Wednesday, August 14, 2019

Progressive {$everything}

This past Friday we drove from Lexington KY to Durham NC via the West Virginia Turnpike. What had been 3x$3 tolls was now 3x$4 tolls. This disappointed me, as tolls are a regressive tax - one that affects poor people much more than rich people. In the US, since 1913 the progressive income tax has been 1 of the only things countering the natural tendency of capitalism to produce runaway inequality.

A natural next step is a progressive wealth tax. aka capital or Piketty tax. That is why proposals like the Green New Deal include such a tax.

Further afield, I have recently been thinking about promoting (voluntary) progressive tipping. My wife & I got to visit France 6 years ago and both liked the "no tipping" of servers in France. Pay the people a living wage, what a concept!

Meanwhile, back in the United States of Capitalism, even though trickle-down economics is, per Krugman, a "zombie" economic theory - one that is known to be wrong, but that refuses to die - it still has influenced a lot of the US economic system for many decades. So I try to actually practice it via aggressive tipping: 100-33%, $5 minimum tip. All 3 of my daughters worked as servers (my son was a very good dishwasher), and for every 1 who over-tips, I guarantee there are 5 who under-tip.

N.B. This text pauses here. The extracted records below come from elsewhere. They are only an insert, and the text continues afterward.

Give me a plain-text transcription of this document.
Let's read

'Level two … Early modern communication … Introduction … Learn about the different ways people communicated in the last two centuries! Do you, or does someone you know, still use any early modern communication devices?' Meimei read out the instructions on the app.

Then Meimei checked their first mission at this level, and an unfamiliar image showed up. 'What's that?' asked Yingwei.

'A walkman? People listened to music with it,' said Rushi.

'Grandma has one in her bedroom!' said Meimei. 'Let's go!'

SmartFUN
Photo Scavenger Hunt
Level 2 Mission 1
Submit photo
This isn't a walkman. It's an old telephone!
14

A progressive tipping policy might look like:

  • if you're in the 0-50th %tile financially, you tip 15%;
  • 50-60, 20%
  • 60-70, 25%
  • 70-80, 30%
  • 80-90, 40%
  • 90-99, 50-100%
  • .01%'ers, 500%
  • .001%'ers, 1000%
I think this should be a no-brainer for the better-off. But, unless you are in the 0.001%, you probably don't think of yourself as "better-off". Maybe this would be another form of tumbrel insurance for rich folk besides UBI?

Note, someone told me that "tips" stands for "to insure proper service". Whatever. If service isn't great, I don't know what that server is having to deal with, so I support them regardless.
Then I got to thinking, tips are a "cost of goods" - a price. Why not have progressive pricing on everything, on a scale similar to the tipping? The rich are willing to pay big bucks for exclusive/rare/top-shelf products - how about they pay big bucks for everything, and subsidize purchases by the less well off?

Or, maybe even better and easier, expand the really inventive concept put forward by Karl Schroeder in "Stealing Worlds". There Schroeder posits that the emerging dominant cryptocurrency automatically distributes coins from wallets with too much to wallets with too little. This idea reflects one of my mantras: that money is software. How about a cryptocurrency that implements progressive pricing? A progressive cryptocurrency.

What is the range over which this adjustment should run? Why, the range that keeps the world in Kate Raworth's Doughnut, of course! I would guess that the upper limit on income/wealth would be greater than, say, the 9:1 ratio which limits the wages of executives based on the lowest paid workers' wages implemented by the Spanish Mondragon Coop. I suspect we can stay in the doughnut and still have filthy rich people - but maybe not the 182,000:1 wage ratio of Jeff Bezos to a $15/hour worker.

The concept, brought forth by Schroeder, is that, rather than trying to address inequality with band-aids after the fact, we should build more equality directly into the infrastructure. And while we're at it, this gives us a throttle which we can use to get us and keep us in the doughnut.

Hopefully food for thought. What else could you build into a cryptocurrency?

3 comments:

Chris Heinz said...

Here's an article by Harvard economist Kenneth Rogoff discussing a progessive consumption tax.

https://www.project-syndicate.org/commentary/benefits-of-progressive-income-tax-by-kenneth-rogoff-2019-09

Chris Heinz said...

On Twitter, the most excellent @liewbob Bob Weil suggests Progressive Fines. Oh hell yeah!

Unknown said...

Thanks Chris. Here's the post:
"If fines are meant to be a deterrent to breaking the law, shouldn't the amount fined go up, relative to wealth?"